Obesity is increasing in significance as a global health hazard by virtue of an association with metabolic syndrome, which is characterized by abdominal obesity, hyperglycemia caused by insulin resistance, glucose intolerance, atherogenic dyslipidemia, and hypertension (1). The prevalence of obesity has increased dramatically (by about 75%) since 1980; in the United States, 33% of adults are obese and 22% have metabolic syndrome (2, 3). Although many different factors can cause metabolic syndrome, derangement of lipid homeostasis attributable to a combination of excess lipid intake and lack of physical exercise plays a major role (4).

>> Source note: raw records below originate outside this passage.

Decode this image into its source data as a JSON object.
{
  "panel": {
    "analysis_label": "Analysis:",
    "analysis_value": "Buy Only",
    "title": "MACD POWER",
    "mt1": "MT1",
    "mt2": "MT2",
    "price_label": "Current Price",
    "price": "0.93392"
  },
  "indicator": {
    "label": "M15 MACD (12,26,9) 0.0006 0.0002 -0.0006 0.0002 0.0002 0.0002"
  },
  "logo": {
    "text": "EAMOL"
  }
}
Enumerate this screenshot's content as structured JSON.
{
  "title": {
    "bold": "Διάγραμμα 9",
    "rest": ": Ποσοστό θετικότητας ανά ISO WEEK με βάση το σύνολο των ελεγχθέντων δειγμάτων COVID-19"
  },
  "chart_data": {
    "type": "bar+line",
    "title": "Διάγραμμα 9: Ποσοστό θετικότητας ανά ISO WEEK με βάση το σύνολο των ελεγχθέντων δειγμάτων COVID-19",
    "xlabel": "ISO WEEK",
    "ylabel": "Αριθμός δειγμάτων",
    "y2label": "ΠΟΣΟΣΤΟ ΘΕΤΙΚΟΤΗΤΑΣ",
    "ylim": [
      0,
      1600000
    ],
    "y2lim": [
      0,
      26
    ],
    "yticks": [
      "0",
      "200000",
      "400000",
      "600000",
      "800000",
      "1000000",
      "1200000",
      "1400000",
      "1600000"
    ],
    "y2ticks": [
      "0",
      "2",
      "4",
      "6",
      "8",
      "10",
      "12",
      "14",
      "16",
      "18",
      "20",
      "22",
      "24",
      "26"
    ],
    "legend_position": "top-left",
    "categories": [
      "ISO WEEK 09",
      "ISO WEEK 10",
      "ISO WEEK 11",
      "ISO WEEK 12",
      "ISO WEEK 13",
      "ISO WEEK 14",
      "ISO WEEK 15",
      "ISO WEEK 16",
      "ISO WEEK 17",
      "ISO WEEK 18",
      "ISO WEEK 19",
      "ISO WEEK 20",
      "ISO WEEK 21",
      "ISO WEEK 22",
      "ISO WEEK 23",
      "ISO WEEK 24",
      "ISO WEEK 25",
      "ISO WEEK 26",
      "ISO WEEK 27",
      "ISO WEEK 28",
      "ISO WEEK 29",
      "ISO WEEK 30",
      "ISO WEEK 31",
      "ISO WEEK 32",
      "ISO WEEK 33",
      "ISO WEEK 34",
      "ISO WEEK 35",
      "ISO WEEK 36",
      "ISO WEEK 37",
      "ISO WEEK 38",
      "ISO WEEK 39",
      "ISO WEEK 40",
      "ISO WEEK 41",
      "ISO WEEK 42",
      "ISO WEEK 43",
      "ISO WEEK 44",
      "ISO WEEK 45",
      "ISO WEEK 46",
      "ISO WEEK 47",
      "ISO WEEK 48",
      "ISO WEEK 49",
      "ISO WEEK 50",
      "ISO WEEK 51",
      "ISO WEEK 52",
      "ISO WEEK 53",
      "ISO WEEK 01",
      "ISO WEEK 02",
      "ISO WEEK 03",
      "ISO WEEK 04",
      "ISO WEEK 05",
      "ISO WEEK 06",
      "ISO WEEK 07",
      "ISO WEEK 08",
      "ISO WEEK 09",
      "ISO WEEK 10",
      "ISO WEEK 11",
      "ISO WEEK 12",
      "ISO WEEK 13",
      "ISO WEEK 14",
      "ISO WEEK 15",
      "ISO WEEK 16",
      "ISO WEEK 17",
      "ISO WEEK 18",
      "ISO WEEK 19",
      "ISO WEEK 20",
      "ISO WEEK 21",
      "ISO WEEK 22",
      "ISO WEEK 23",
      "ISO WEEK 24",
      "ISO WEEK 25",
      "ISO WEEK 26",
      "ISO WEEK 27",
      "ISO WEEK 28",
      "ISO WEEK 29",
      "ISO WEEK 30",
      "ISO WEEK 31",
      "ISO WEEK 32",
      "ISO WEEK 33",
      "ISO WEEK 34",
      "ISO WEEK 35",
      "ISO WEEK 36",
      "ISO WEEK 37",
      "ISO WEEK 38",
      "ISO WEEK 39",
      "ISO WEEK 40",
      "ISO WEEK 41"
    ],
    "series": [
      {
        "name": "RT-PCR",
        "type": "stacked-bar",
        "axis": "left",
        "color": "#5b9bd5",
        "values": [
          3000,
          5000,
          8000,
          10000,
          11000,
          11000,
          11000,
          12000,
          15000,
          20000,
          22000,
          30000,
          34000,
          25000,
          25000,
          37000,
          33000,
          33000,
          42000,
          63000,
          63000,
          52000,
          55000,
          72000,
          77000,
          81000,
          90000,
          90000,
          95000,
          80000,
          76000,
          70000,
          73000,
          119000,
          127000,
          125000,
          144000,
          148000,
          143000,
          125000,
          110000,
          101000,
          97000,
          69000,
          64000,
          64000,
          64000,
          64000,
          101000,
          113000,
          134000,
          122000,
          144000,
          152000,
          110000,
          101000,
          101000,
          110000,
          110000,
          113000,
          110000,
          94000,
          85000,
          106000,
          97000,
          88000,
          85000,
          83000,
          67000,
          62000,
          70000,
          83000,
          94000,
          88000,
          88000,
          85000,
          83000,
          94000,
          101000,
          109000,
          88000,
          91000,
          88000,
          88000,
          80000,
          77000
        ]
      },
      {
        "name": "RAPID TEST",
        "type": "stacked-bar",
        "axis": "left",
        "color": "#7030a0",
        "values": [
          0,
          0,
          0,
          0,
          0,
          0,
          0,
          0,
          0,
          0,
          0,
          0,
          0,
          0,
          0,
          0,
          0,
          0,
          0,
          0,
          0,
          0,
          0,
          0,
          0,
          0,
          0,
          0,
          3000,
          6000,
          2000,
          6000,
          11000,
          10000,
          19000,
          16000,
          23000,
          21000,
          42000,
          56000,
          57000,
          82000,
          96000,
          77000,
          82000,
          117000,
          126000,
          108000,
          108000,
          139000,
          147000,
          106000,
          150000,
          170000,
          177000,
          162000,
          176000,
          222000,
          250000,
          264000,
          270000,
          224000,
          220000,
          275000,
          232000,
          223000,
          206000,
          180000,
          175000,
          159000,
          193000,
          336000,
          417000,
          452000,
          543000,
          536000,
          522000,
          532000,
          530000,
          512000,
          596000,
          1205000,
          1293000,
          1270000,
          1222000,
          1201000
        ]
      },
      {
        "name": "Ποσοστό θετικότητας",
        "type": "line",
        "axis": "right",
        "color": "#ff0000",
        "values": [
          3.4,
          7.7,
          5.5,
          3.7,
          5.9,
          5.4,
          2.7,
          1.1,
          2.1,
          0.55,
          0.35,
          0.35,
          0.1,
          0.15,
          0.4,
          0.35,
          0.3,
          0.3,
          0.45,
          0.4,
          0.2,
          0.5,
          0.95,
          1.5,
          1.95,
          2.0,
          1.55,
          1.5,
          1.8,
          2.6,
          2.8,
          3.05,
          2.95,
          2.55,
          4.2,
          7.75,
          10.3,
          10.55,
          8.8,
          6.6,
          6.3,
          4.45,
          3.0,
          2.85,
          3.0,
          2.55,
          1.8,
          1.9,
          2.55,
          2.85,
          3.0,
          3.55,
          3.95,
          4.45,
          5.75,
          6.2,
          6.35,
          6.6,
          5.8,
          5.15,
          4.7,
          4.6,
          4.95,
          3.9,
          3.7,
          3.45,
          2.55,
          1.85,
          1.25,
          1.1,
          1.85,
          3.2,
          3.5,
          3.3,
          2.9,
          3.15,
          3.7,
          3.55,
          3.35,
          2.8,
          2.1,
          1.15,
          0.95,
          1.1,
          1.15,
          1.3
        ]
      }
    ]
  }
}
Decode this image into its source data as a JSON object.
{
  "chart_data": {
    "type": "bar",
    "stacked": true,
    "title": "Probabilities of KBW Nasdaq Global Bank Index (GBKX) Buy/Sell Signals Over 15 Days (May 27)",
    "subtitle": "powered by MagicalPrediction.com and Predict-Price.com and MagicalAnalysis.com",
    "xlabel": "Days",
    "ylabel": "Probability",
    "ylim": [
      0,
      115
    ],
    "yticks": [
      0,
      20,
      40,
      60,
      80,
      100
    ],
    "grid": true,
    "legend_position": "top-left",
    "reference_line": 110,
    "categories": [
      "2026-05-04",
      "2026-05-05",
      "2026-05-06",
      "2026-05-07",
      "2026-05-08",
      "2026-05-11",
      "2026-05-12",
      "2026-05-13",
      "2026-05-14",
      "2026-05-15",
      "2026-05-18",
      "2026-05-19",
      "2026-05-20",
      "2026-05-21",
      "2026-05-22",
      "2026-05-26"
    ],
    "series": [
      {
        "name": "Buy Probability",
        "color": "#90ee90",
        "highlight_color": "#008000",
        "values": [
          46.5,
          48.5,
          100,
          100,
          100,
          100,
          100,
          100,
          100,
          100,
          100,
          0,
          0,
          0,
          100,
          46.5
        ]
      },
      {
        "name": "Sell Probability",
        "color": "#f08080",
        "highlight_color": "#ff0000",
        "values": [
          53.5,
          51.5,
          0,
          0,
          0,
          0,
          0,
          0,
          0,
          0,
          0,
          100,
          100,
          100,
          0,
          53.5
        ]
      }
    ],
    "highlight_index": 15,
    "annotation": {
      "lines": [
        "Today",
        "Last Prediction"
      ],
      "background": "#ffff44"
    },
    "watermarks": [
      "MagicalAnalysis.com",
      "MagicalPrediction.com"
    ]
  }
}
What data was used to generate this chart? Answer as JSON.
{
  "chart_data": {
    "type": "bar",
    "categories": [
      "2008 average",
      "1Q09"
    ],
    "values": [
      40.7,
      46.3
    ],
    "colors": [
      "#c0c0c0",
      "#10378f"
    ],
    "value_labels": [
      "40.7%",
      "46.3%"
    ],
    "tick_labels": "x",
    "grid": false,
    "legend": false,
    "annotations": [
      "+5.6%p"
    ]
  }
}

It has been suggested that adipocyte dysfunction causes excessive accumulation of intraabdominal fat that, in turn, promotes ectopic fat deposition (5–7). Recently it was shown that dyslipidemia associated with metabolic syndrome is initiated principally by hepatic overproduction of plasma lipoproteins that carry triglycerides, the very low-density lipoproteins (VLDL). Such overproduction induces a series of changes in lipoproteins, eventually resulting in the atherogenic lipid abnormalities of metabolic syndrome (8). To date, the approaches to treating the syndrome using either single drugs or drug combinations (e.g. statins, fibrates, and/or angiotensin converting enzyme inhibitors) have been less than ideal, in part because of limitations in therapeutic efficacy and drug side effects (9). Thus, it is important to develop a new and effective pharmacological therapy to prevent development of atherogenic dyslipidemia in patients with metabolic syndrome.